Sprawling cities are reshaping the social geography of many nations, and are a highly significant and global phenomenon of our time. For Samit Das, the urban landscape of India is a subject with multiple facets. Its frantic development, while economically progressive, is also ruthlessly eradicating the marks of past human achievement. The relentless motion of the city means that it perpetually redefines itself in the cycle of creation and destruction. In his series, ‘The Goddess’, Das photographed the plaster figures of Durga produced by the thousands in Kolkata for the Durga Puja (Durga Festival), and thrown in the Hooghly river after three days of frantic celebration. The goddess figures become an allegory to the image of the city: seductive, exciting yet fragile and expendable.
Samit Das is a flaneur in search of this complex topography. He uses multiple mediums to grasp the seemingly intangible evocations of the cityscape and its many constructs. Whether with pencil, paint, video or photography he depicts the rich sub-text of the city through its architecture, signage, graffiti and street art, all visions of the past tucked in-between urban layers.

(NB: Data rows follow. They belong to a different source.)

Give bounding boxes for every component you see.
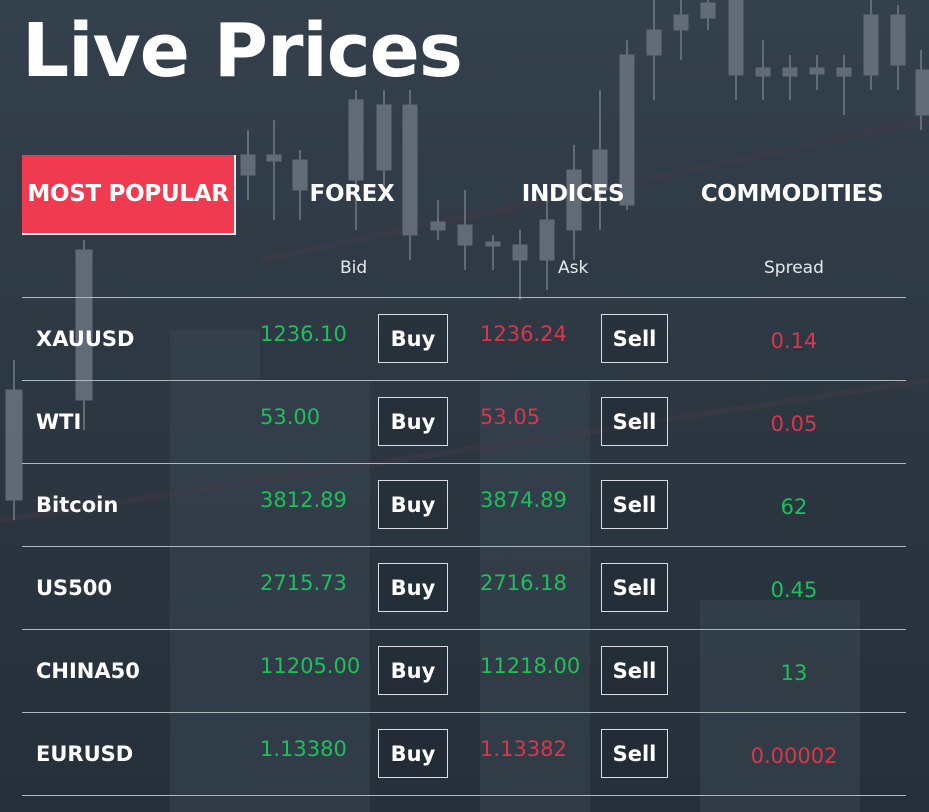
buy-button[interactable]: Buy xyxy=(378,314,448,363)
ask-price: 11218.00 xyxy=(480,654,581,678)
buy-button[interactable]: Buy xyxy=(378,563,448,612)
bid-price: 2715.73 xyxy=(260,571,347,595)
bid-price: 1.13380 xyxy=(260,737,347,761)
buy-button[interactable]: Buy xyxy=(378,397,448,446)
column-header-bid: Bid xyxy=(340,258,368,278)
table-row: EURUSD 1.13380 Buy 1.13382 Sell 0.00002 xyxy=(22,712,906,796)
table-row: US500 2715.73 Buy 2716.18 Sell 0.45 xyxy=(22,546,906,629)
sell-button[interactable]: Sell xyxy=(601,397,668,446)
market-tabs: MOST POPULAR FOREX INDICES COMMODITIES xyxy=(22,155,902,235)
spread-value: 62 xyxy=(780,495,808,519)
bid-price: 1236.10 xyxy=(260,322,347,346)
bid-price: 3812.89 xyxy=(260,488,347,512)
spread-value: 0.45 xyxy=(770,578,818,602)
ask-price: 1.13382 xyxy=(480,737,567,761)
instrument-symbol: Bitcoin xyxy=(36,493,119,517)
bid-price: 53.00 xyxy=(260,405,321,429)
spread-value: 0.05 xyxy=(770,412,818,436)
table-row: XAUUSD 1236.10 Buy 1236.24 Sell 0.14 xyxy=(22,297,906,380)
ask-price: 53.05 xyxy=(480,405,541,429)
spread-value: 0.00002 xyxy=(750,744,838,768)
spread-value: 0.14 xyxy=(770,329,818,353)
buy-button[interactable]: Buy xyxy=(378,646,448,695)
price-table: XAUUSD 1236.10 Buy 1236.24 Sell 0.14 WTI 53.00 B… xyxy=(22,297,906,796)
ask-price: 1236.24 xyxy=(480,322,567,346)
instrument-symbol: US500 xyxy=(36,576,113,600)
tab-most-popular[interactable]: MOST POPULAR xyxy=(22,155,236,235)
ask-price: 3874.89 xyxy=(480,488,567,512)
sell-button[interactable]: Sell xyxy=(601,314,668,363)
tab-forex[interactable]: FOREX xyxy=(309,181,395,207)
instrument-symbol: EURUSD xyxy=(36,742,134,766)
sell-button[interactable]: Sell xyxy=(601,646,668,695)
table-row: Bitcoin 3812.89 Buy 3874.89 Sell 62 xyxy=(22,463,906,546)
page-title: Live Prices xyxy=(22,8,463,94)
table-row: CHINA50 11205.00 Buy 11218.00 Sell 13 xyxy=(22,629,906,712)
tab-indices[interactable]: INDICES xyxy=(521,181,625,207)
sell-button[interactable]: Sell xyxy=(601,480,668,529)
sell-button[interactable]: Sell xyxy=(601,729,668,778)
tab-commodities[interactable]: COMMODITIES xyxy=(700,181,884,207)
sell-button[interactable]: Sell xyxy=(601,563,668,612)
column-header-ask: Ask xyxy=(558,258,589,278)
instrument-symbol: CHINA50 xyxy=(36,659,140,683)
spread-value: 13 xyxy=(780,661,808,685)
bid-price: 11205.00 xyxy=(260,654,361,678)
instrument-symbol: WTI xyxy=(36,410,82,434)
buy-button[interactable]: Buy xyxy=(378,480,448,529)
table-row: WTI 53.00 Buy 53.05 Sell 0.05 xyxy=(22,380,906,463)
column-header-spread: Spread xyxy=(764,258,824,278)
instrument-symbol: XAUUSD xyxy=(36,327,135,351)
buy-button[interactable]: Buy xyxy=(378,729,448,778)
ask-price: 2716.18 xyxy=(480,571,567,595)
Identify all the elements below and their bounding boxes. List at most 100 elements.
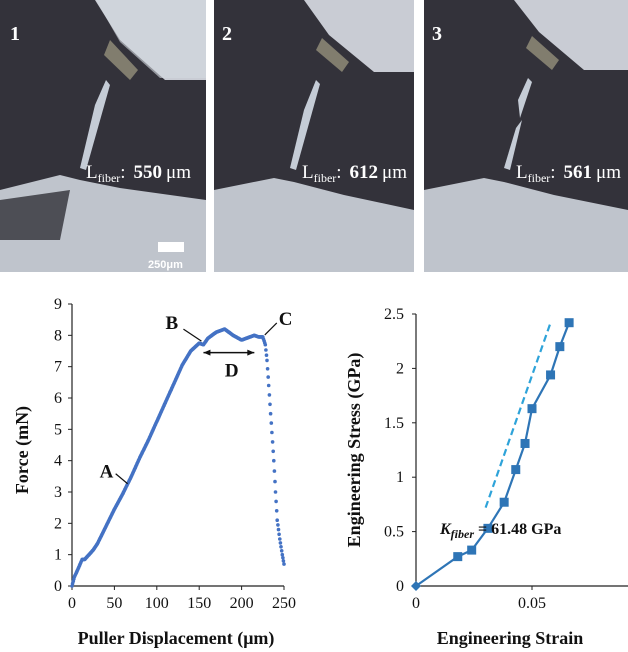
data-point [267, 393, 272, 397]
data-point [279, 545, 283, 549]
y-tick-label: 7 [54, 359, 62, 376]
annotation-arrow [115, 473, 129, 485]
x-tick-label: 0.05 [518, 595, 546, 612]
data-point [453, 552, 463, 562]
data-point [272, 469, 277, 473]
y-axis-title: Force (mN) [12, 406, 33, 494]
x-tick-label: 150 [187, 595, 211, 612]
scale-bar [158, 242, 184, 252]
data-point [265, 358, 269, 363]
data-point [467, 545, 477, 555]
data-point [564, 318, 574, 328]
x-tick-label: 0 [68, 595, 76, 612]
data-point [281, 559, 286, 563]
fit-line [484, 322, 552, 509]
data-point [279, 549, 284, 553]
data-point [276, 523, 280, 527]
data-point [274, 509, 279, 513]
data-point [263, 342, 268, 347]
data-point [265, 367, 270, 371]
fiber-length-label: Lfiber: 612 μm [302, 162, 407, 185]
data-point [411, 581, 421, 591]
y-tick-label: 2.5 [384, 306, 404, 323]
data-point [499, 497, 509, 507]
micrograph-panel-3: 3 Lfiber: 561 μm [424, 0, 628, 272]
data-point [276, 527, 281, 532]
data-point [278, 537, 282, 541]
data-point [270, 430, 274, 435]
y-tick-label: 2 [396, 360, 404, 377]
annotation-d: D [225, 361, 239, 382]
data-point [483, 523, 493, 533]
data-point [272, 458, 276, 463]
series-line [415, 322, 571, 587]
data-point [527, 404, 537, 414]
data-point [264, 353, 269, 357]
data-point [511, 465, 521, 475]
fiber-length-label: Lfiber: 561 μm [516, 162, 621, 185]
fiber [518, 78, 532, 118]
fiber [80, 80, 110, 170]
data-point [281, 556, 285, 560]
fiber-length-label: Lfiber: 550 μm [86, 162, 191, 185]
data-point [546, 370, 556, 380]
y-tick-label: 1 [54, 547, 62, 564]
data-point [277, 532, 281, 537]
data-point [269, 421, 274, 425]
x-axis-title: Engineering Strain [437, 628, 584, 648]
data-point [266, 383, 271, 388]
y-tick-label: 4 [54, 453, 62, 470]
panel-number: 1 [10, 23, 20, 45]
x-axis-title: Puller Displacement (μm) [78, 628, 275, 649]
x-tick-label: 0 [412, 595, 420, 612]
scale-bar-label: 250μm [148, 259, 183, 271]
y-tick-label: 1.5 [384, 415, 404, 432]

Das’s work has the intimacy of an artist’s notebook, sketching the ephemeral, opening a concertina of a mental jigsaw. Behind the compositions, Das engages with the remnants of meaning in the urban environment; the signs of past moments in culture, society and history. His compelling maquettes, his three-dimensional drawings and superimposed collages form a powerful vision of the modern city. There is no nostalgic element to this confrontation between past and present; instead, Samit Das brings the suggestion of something that is as durable and fragile as its transient subject matter.